You don't beat South Carolina with haymakers. You beat the Gamecocks with jabs. Thus, patience will be the key for Tennessee's offense in Saturday night's game at Neyland Stadium.

Lou Holtz's team allows just 143 passing yards per game, a number which ranks first in the Southeastern Conference and ninth nationally. This success is built around a very simple formula: Don't give up anything cheap.

Whereas Tennessee's defense attacks opponents in hopes of making a big play -- and at the risk of ALLOWING a big play -- Carolina's defensive strategy is to give up the nickel and dime stuff but protect against the big payoff.

''Our defense will get up in your face and challenge you -- try to make it hard to complete every pass -- but give you some opportunities to throw it over their head,'' Vol offensive coordinator Randy Sanders said. ''But they (Gamecocks) are not about getting in your face. They're sitting back and making you throw it underneath, making you execute over and over. From their perspective, they hope to come up and tackle you for a five- or six-yard gain.''

It doesn't take a genius to figure out that two five-yard gains equals a first down, and eight first downs equals a 16-play, 80-yard touchdown drive. The problem is, most opponents can't execute well enough to sustain a 16-play drive. They'll throw an interception. Or lose a fumble. Or sustain a costly penalty. Or get greedy and gamble on making a spectacular play.

South Carolina's low-risk defensive scheme counts on this. Basically, it dares an opposing offense to operate in mistake-free fashion.

''Against some teams you can have 20 bad plays and five good ones and score 35 points,'' Sanders said. ''Against a team like South Carolina, if you do that you're not going to have much success because your big plays are going to turn out to be 20- to 25-yarders, not 50-yarders.''

Making Carolina's pass defense even better is the fact it features some very talented and experienced defensive backs.

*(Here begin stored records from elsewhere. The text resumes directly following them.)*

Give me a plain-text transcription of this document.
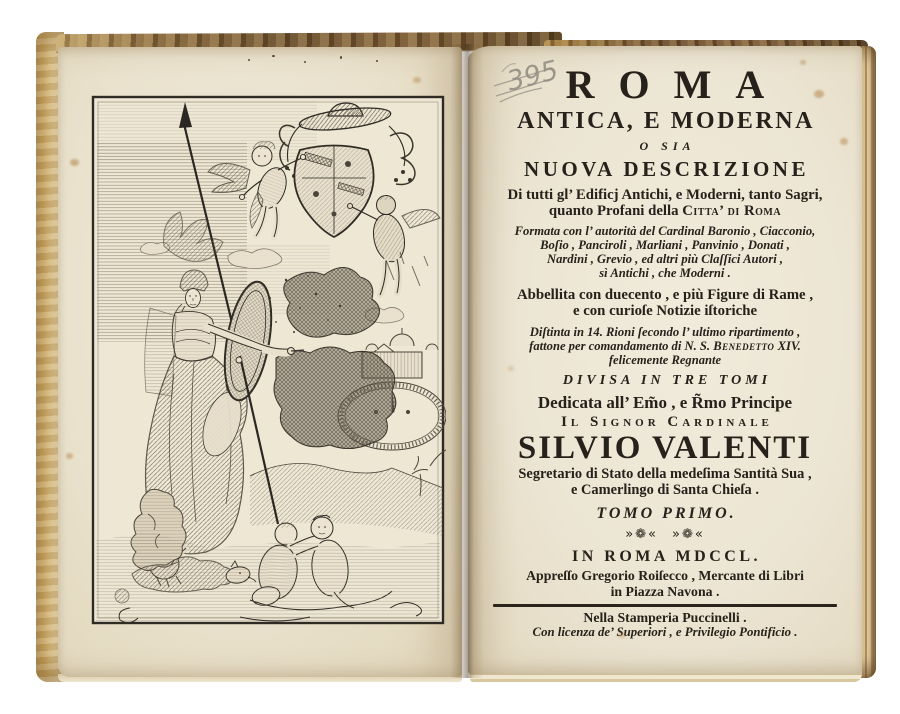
395 ROMA
ANTICA, E MODERNA
O SIA
NUOVA DESCRIZIONE
Di tutti gl’ Edificj Antichi, e Moderni, tanto Sagri,
quanto Profani della Citta’ di Roma
Formata con l’ autorità del Cardinal Baronio , Ciacconio,
Boſio , Panciroli , Marliani , Panvinio , Donati ,
Nardini , Grevio , ed altri più Claſſici Autori ,
sì Antichi , che Moderni .
Abbellita con duecento , e più Figure di Rame ,
e con curioſe Notizie iſtoriche
Diſtinta in 14. Rioni ſecondo l’ ultimo ripartimento ,
fattone per comandamento di N. S. Benedetto XIV.
felicemente Regnante
DIVISA IN TRE TOMI
Dedicata all’ Em̃o , e R̃mo Principe
Il Signor Cardinale
SILVIO VALENTI
Segretario di Stato della medeſima Santità Sua ,
e Camerlingo di Santa Chieſa .
TOMO PRIMO.
»❁« »❁«
IN ROMA MDCCL.
Appreſſo Gregorio Roiſecco , Mercante di Libri
in Piazza Navona .
Nella Stamperia Puccinelli .
Con licenza de’ Superiori , e Privilegio Pontificio .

''Their secondary's good,'' Sanders said. ''It's amazing how many names are there that it seems like we've been seeing for three or four years -- either starting or backing up. They have some experience, and the corners are good players.

''Plus, they play a lot of people. We've played against three of their safeties and the fourth one has played quite a bit in their first four games. It looks like they're kind of interchangeable as far as free safety and strong safety based on what they're doing.''

Although South Carolina's scheme forces an opponent to settle for small gains, the Vols can't let this lull them into a conservative gameplan. Predictability can be a disaster.

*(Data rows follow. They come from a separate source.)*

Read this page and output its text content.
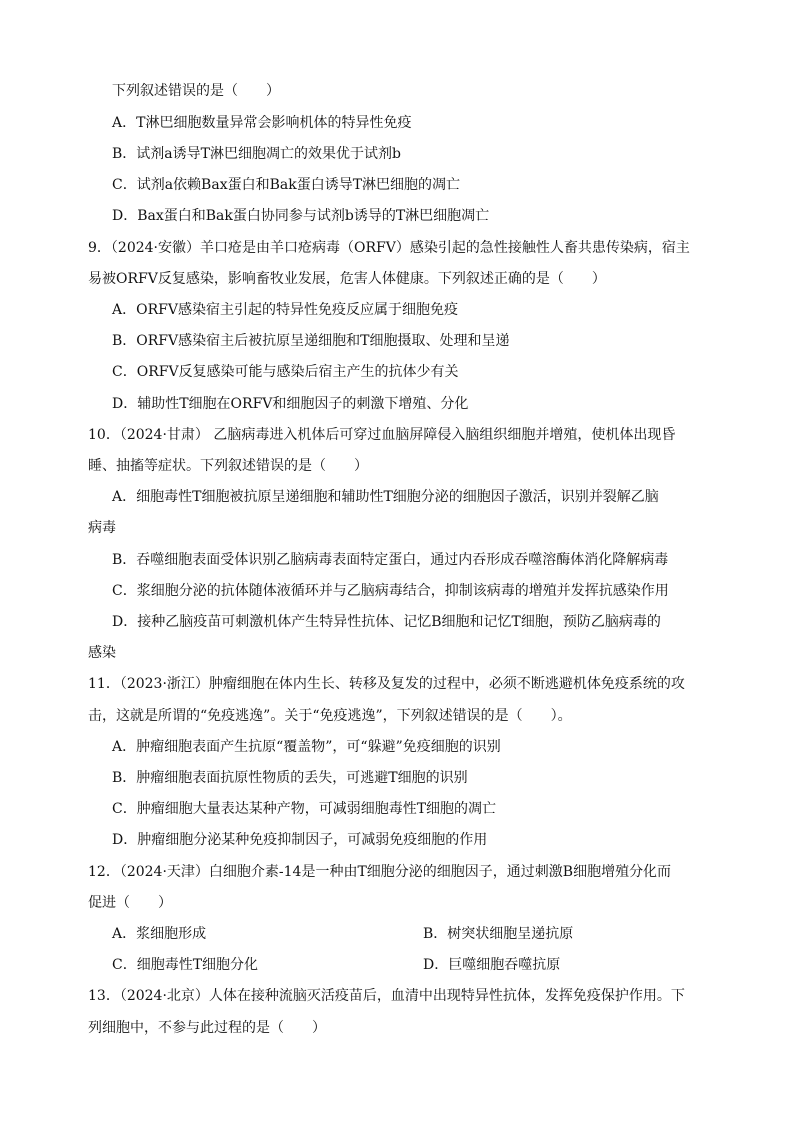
下列叙述错误的是（　　）
A．T淋巴细胞数量异常会影响机体的特异性免疫
B．试剂a诱导T淋巴细胞凋亡的效果优于试剂b
C．试剂a依赖Bax蛋白和Bak蛋白诱导T淋巴细胞的凋亡
D．Bax蛋白和Bak蛋白协同参与试剂b诱导的T淋巴细胞凋亡
9．（2024·安徽）羊口疮是由羊口疮病毒（ORFV）感染引起的急性接触性人畜共患传染病，宿主
易被ORFV反复感染，影响畜牧业发展，危害人体健康。下列叙述正确的是（　　）
A．ORFV感染宿主引起的特异性免疫反应属于细胞免疫
B．ORFV感染宿主后被抗原呈递细胞和T细胞摄取、处理和呈递
C．ORFV反复感染可能与感染后宿主产生的抗体少有关
D．辅助性T细胞在ORFV和细胞因子的刺激下增殖、分化
10．（2024·甘肃） 乙脑病毒进入机体后可穿过血脑屏障侵入脑组织细胞并增殖，使机体出现昏
睡、抽搐等症状。下列叙述错误的是（　　）
A．细胞毒性T细胞被抗原呈递细胞和辅助性T细胞分泌的细胞因子激活，识别并裂解乙脑
病毒
B．吞噬细胞表面受体识别乙脑病毒表面特定蛋白，通过内吞形成吞噬溶酶体消化降解病毒
C．浆细胞分泌的抗体随体液循环并与乙脑病毒结合，抑制该病毒的增殖并发挥抗感染作用
D．接种乙脑疫苗可刺激机体产生特异性抗体、记忆B细胞和记忆T细胞，预防乙脑病毒的
感染
11．（2023·浙江）肿瘤细胞在体内生长、转移及复发的过程中，必须不断逃避机体免疫系统的攻
击，这就是所谓的“免疫逃逸”。关于“免疫逃逸”，下列叙述错误的是（　　）。
A．肿瘤细胞表面产生抗原“覆盖物”，可“躲避”免疫细胞的识别
B．肿瘤细胞表面抗原性物质的丢失，可逃避T细胞的识别
C．肿瘤细胞大量表达某种产物，可减弱细胞毒性T细胞的凋亡
D．肿瘤细胞分泌某种免疫抑制因子，可减弱免疫细胞的作用
12．（2024·天津）白细胞介素-14是一种由T细胞分泌的细胞因子，通过刺激B细胞增殖分化而
促进（　　）
A．浆细胞形成	B．树突状细胞呈递抗原
C．细胞毒性T细胞分化	D．巨噬细胞吞噬抗原
13．（2024·北京）人体在接种流脑灭活疫苗后，血清中出现特异性抗体，发挥免疫保护作用。下
列细胞中，不参与此过程的是（　　）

''You have to try to keep the team off-balance,'' Sanders said. ''You have to try to run from some passing sets and throw from some running sets to be as balanced as you can. That's where the patience comes in -- knowing they're doing everything they can to make you throw it in front of them.''

Thanks to the emergence of James Banks, Jayson Swain and Mark Jones as quality receivers, Tennessee's short passing game is much improved this year. Thus, the Vols should be able to nickel and dime their way into scoring position a few times. South Carolina's offense relies heavily on the run, and UT defensive coordinator John Chavis has a great track record for stopping run-oriented opponents. That means we can look for a relatively low-scoring game.

My pick: Tennessee 23, South Carolina 7.